By the 16th century, as fortifications lost their defensive role for Cesi and Monte Sant’Erasmo, the Rocca and its walls gradually fell into disuse. In the 17th century the historian Felice Contelori described the Rocca as already "half ruined". In the mid-19th century Gaetano Moroni also reported that the Rocca was "almost leveled to the ground".

==Architecture==
The fortifications of Cesi are considered a notable example of medieval military engineering. They consist of the Rocca and a series of towers arranged along a curtain wall that runs east–west between 787 and 660 meters above sea level. Built on the rocky spur of Monte Eolo, the defensive system exploited the natural characteristics of the terrain to create a stronghold considered virtually impregnable.

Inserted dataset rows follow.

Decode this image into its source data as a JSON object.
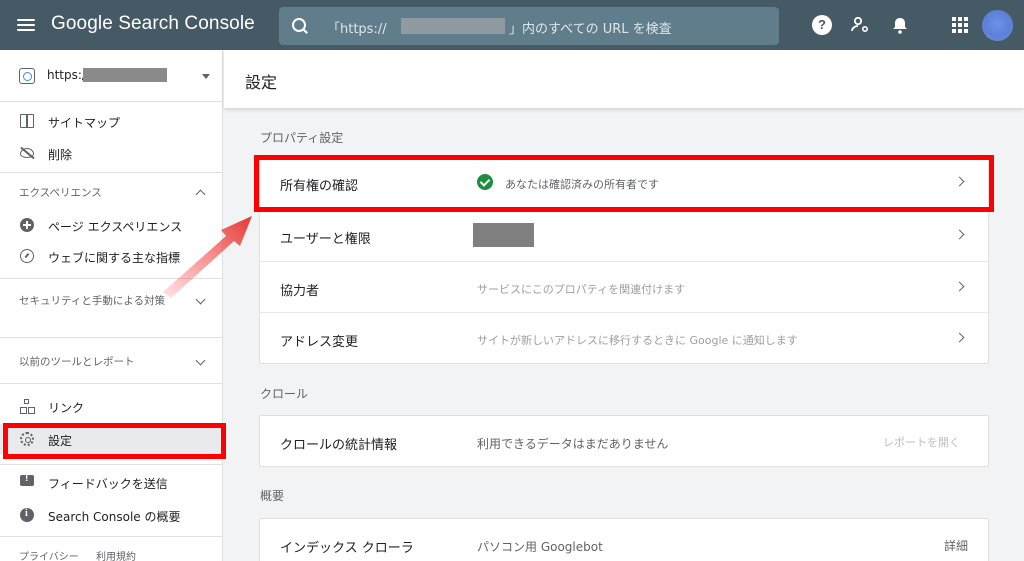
{
  "header": {
    "app_title": "Google Search Console",
    "search_prefix": "「https://",
    "search_suffix": "」内のすべての URL を検査",
    "help_glyph": "?"
  },
  "sidebar": {
    "property_url": "https://",
    "items": {
      "sitemap": "サイトマップ",
      "removals": "削除",
      "experience_section": "エクスペリエンス",
      "page_experience": "ページ エクスペリエンス",
      "web_vitals": "ウェブに関する主な指標",
      "security_section": "セキュリティと手動による対策",
      "legacy_section": "以前のツールとレポート",
      "links": "リンク",
      "settings": "設定",
      "feedback": "フィードバックを送信",
      "about": "Search Console の概要"
    },
    "footer": [
      "プライバシー",
      "利用規約"
    ]
  },
  "main": {
    "page_title": "設定",
    "property_settings": {
      "title": "プロパティ設定",
      "rows": [
        {
          "label": "所有権の確認",
          "desc": "あなたは確認済みの所有者です"
        },
        {
          "label": "ユーザーと権限",
          "desc": ""
        },
        {
          "label": "協力者",
          "desc": "サービスにこのプロパティを関連付けます"
        },
        {
          "label": "アドレス変更",
          "desc": "サイトが新しいアドレスに移行するときに Google に通知します"
        }
      ]
    },
    "crawl": {
      "title": "クロール",
      "row": {
        "label": "クロールの統計情報",
        "desc": "利用できるデータはまだありません",
        "action": "レポートを開く"
      }
    },
    "overview": {
      "title": "概要",
      "row": {
        "label": "インデックス クローラ",
        "desc": "パソコン用 Googlebot",
        "action": "詳細"
      }
    }
  },
  "colors": {
    "topbar": "#455a64",
    "search_bg": "#607d8b",
    "highlight_red": "#ff0000",
    "verified_green": "#1e8e3e"
  }
}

At least two towers dating from the 11th century, reinforced in the 13th century, are still visible along the ridge. A pentagonal tower functioned as the mastio (keep) of the fortress. These towers, connected by crenellated walls descending along the ridge of Monte Sant’Erasmo, formed a defensive system that allowed the Rocca di Cesi to dominate and control the surrounding Terre Arnolfe.

==Conservation==
The fortification is publicly owned and falls under tutela ope legis (legal protection). Its state of conservation is classified as very poor.

A restoration campaign completed in 2025 consolidated the medieval towers and curtain walls, long at risk of collapse. The project also reopened the historic sentiero delle torri (trail 674), which links the Rocca, the towers, and the area of Sant’Erasmo, providing access to the defensive structures and panoramic views of the Terni valley.